Problem 6 (10 points) Susan starts a saving account today and deposit $1000 at the beginning of every month. The saving account earns compounded interest continuously at an annual effective interest rate 6.37%. At the end of every year, Susan withdraws all interest earned from the saving account (while keeping the deposits in the saving account) into another investment fund which earns interest at an annual nominal interest rate 7.2% convertible monthly. Calculate the total amount of interest earned from these two accounts during the first 6 years.

Answer 1

To calculate the total interest earned over six years from a savings account with 6.37% continuous compounding and an investment fund with 7.2% nominal interest rate compounded monthly, one must calculate the interest from the savings account annually and add it to the fund, then compute the compounded interest for each annual contribution.

Step-by-step explanation:

To solve the problem of calculating the total amount of interest earned from two different investment accounts over the first six years, we need to consider the continuous compounding of interest for the savings account and the monthly compounding for the investment fund.

For the savings account with a continuous compounding interest rate of 6.37%, we use the formula for continuous compounding which is A = Pert, where A is the amount of money accumulated after time t, P is the principal amount, r is the annual interest rate, and e is Euler's number (approximately 2.71828). Given the nature of the deposits and withdrawals, we would need to calculate the interest for each deposit at the end of every year individually and sum them up.

For the second investment fund, which uses a nominal rate of 7.2% compounded monthly, the formula for compound interest is A = P(1 + r/n)nt, where A is the future value of the investment, P is the principal investment amount, r is the annual nominal interest rate, n is the number of times that interest is compounded per year, and t is the number of years the money is invested for.

To determine how much interest has been earned from both accounts combined over the six-year period, we would need to track the yearly interest withdrawals from the savings account and add them to the investment fund, then calculate the compound interest for each year's addition to this fund. The final total will represent the sum of interest earned in both accounts.

Answer 2

To calculate the total amount of interest earned from both accounts during the first 6 years, we need to consider the interest earned in the saving account and the interest earned in the investment fund. In the saving account, Susan makes deposits of $1000 at the beginning of every month. The interest is compounded continuously at an annual effective interest rate of 6.37%. In the investment fund, Susan withdraws all interest earned from the saving account at the end of each year, and it earns interest at an annual nominal interest rate of 7.2% compounded monthly.

Step-by-step explanation:

To calculate the total amount of interest earned from both accounts during the first 6 years, we need to break down the problem into two parts: interest earned in the saving account and interest earned in the investment fund.

Interest earned in the saving account:

1. Since Susan deposits $1000 at the beginning of every month, she will have made a total of 6 years x 12 months = 72 deposits.
2. To find the future value of these deposits, we can use the formula for compound interest: A = P * e^(rt), where A is the future value, P is the principal (the initial deposit), e is the mathematical constant approximately equal to 2.71828, r is the interest rate, and t is the time in years. In this case, P = $1000, r = 6.37% = 0.0637, and t = 6 years.
3. Using the formula, A = $1000 * e^(0.0637 * 6), we can calculate the future value of the deposits in the saving account.

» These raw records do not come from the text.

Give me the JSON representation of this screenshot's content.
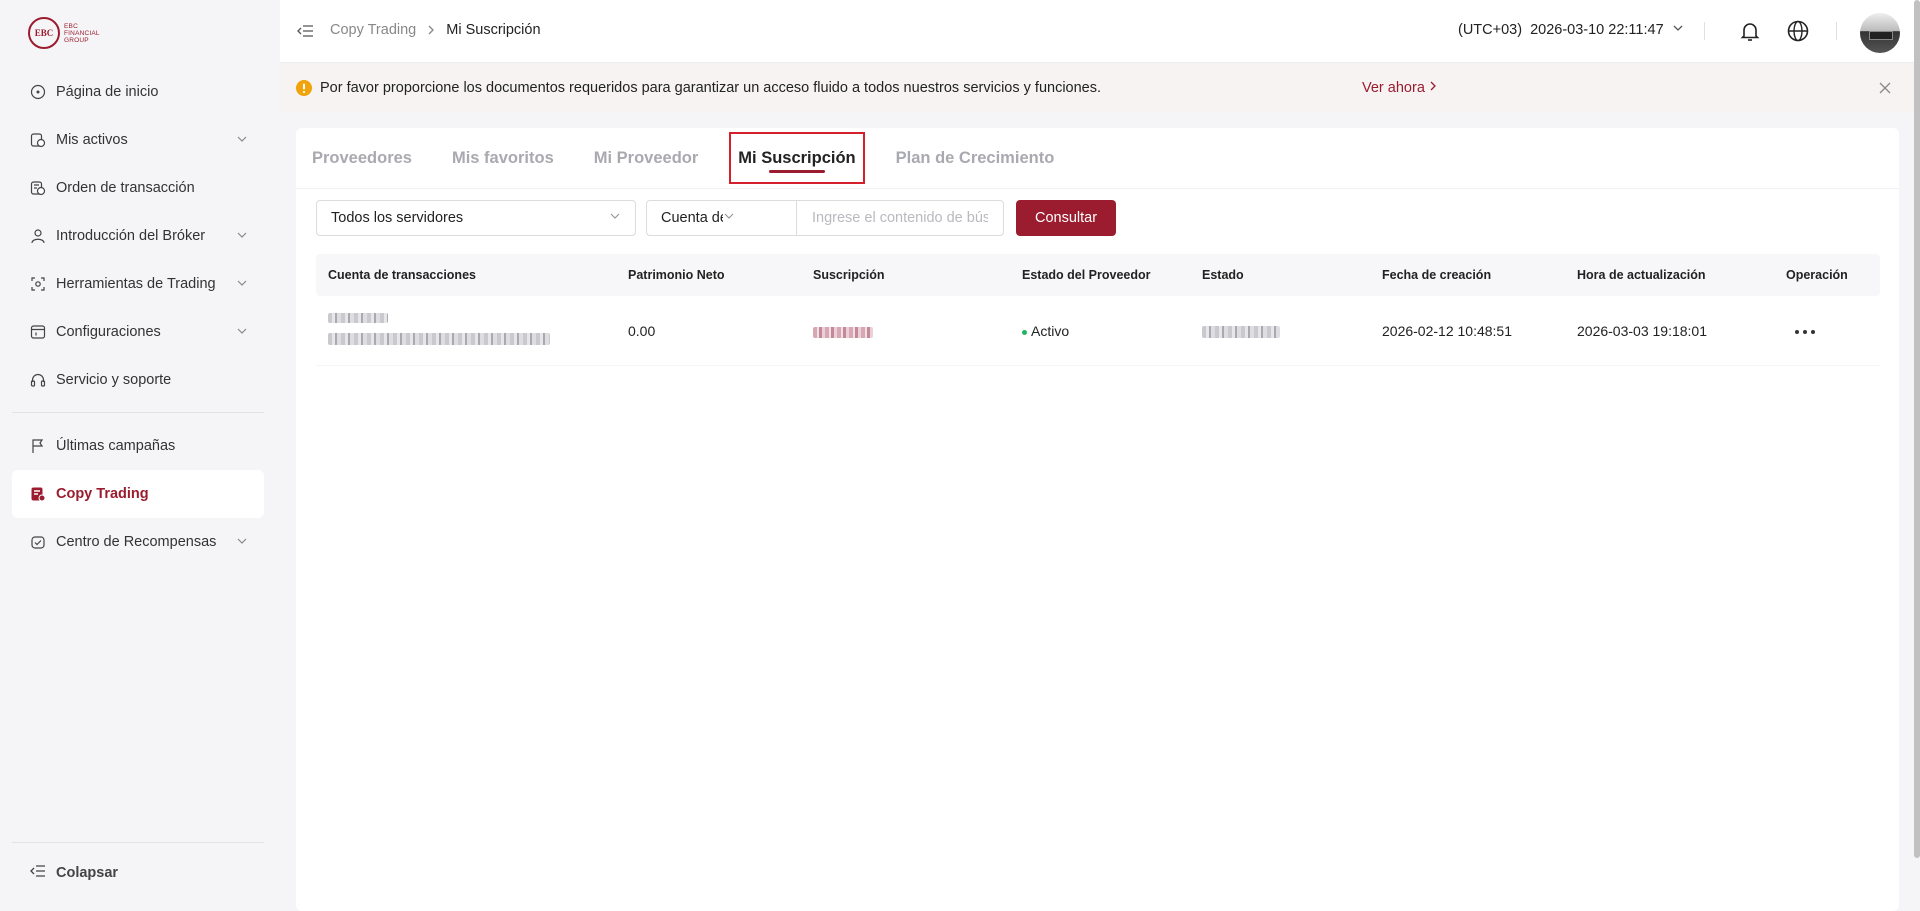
{
  "brand": {
    "logo_mark": "EBC",
    "logo_line1": "EBC",
    "logo_line2": "FINANCIAL",
    "logo_line3": "GROUP"
  },
  "sidebar": {
    "items": [
      {
        "label": "Página de inicio",
        "icon": "home-icon"
      },
      {
        "label": "Mis activos",
        "icon": "assets-icon"
      },
      {
        "label": "Orden de transacción",
        "icon": "order-icon"
      },
      {
        "label": "Introducción del Bróker",
        "icon": "broker-icon"
      },
      {
        "label": "Herramientas de Trading",
        "icon": "tools-icon"
      },
      {
        "label": "Configuraciones",
        "icon": "settings-icon"
      },
      {
        "label": "Servicio y soporte",
        "icon": "headset-icon"
      },
      {
        "label": "Últimas campañas",
        "icon": "flag-icon"
      },
      {
        "label": "Copy Trading",
        "icon": "copy-trading-icon"
      },
      {
        "label": "Centro de Recompensas",
        "icon": "rewards-icon"
      }
    ],
    "collapse_label": "Colapsar"
  },
  "header": {
    "breadcrumb": {
      "parent": "Copy Trading",
      "current": "Mi Suscripción"
    },
    "timezone": "(UTC+03)",
    "datetime": "2026-03-10 22:11:47"
  },
  "notice": {
    "text": "Por favor proporcione los documentos requeridos para garantizar un acceso fluido a todos nuestros servicios y funciones.",
    "link": "Ver ahora"
  },
  "tabs": [
    {
      "label": "Proveedores"
    },
    {
      "label": "Mis favoritos"
    },
    {
      "label": "Mi Proveedor"
    },
    {
      "label": "Mi Suscripción",
      "active": true
    },
    {
      "label": "Plan de Crecimiento"
    }
  ],
  "filters": {
    "server_select": "Todos los servidores",
    "field_select": "Cuenta de transacciones",
    "search_placeholder": "Ingrese el contenido de búsqueda",
    "query_button": "Consultar"
  },
  "table": {
    "columns": [
      "Cuenta de transacciones",
      "Patrimonio Neto",
      "Suscripción",
      "Estado del Proveedor",
      "Estado",
      "Fecha de creación",
      "Hora de actualización",
      "Operación"
    ],
    "rows": [
      {
        "net_equity": "0.00",
        "provider_status": "Activo",
        "created": "2026-02-12 10:48:51",
        "updated": "2026-03-03 19:18:01"
      }
    ]
  },
  "colors": {
    "brand": "#9b1c2e",
    "active_dot": "#1fb463",
    "warning": "#f0a30a"
  }
}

Interest earned in the investment fund:

1. After each year, Susan withdraws all the interest earned from the saving account into another investment fund. This means that the initial deposit in the investment fund is equal to the interest earned in the previous year.
2. We can calculate the interest earned in each year using the formula for compound interest: A = P(1 + r/n)^(nt), where A is the future value, P is the principal (the initial deposit), r is the interest rate, n is the number of times interest is compounded per year, and t is the time in years. In this case, P = the interest earned in the previous year, r = 7.2% = 0.072, n = 12 (compounded monthly), and t = 1 year.
3. Using the formula, we can calculate the interest earned in each year and sum them up to find the total interest earned in the investment fund over 6 years.

Finally, we can add the total interest earned in the saving account and the investment fund to find the total amount of interest earned from these two accounts during the first 6 years.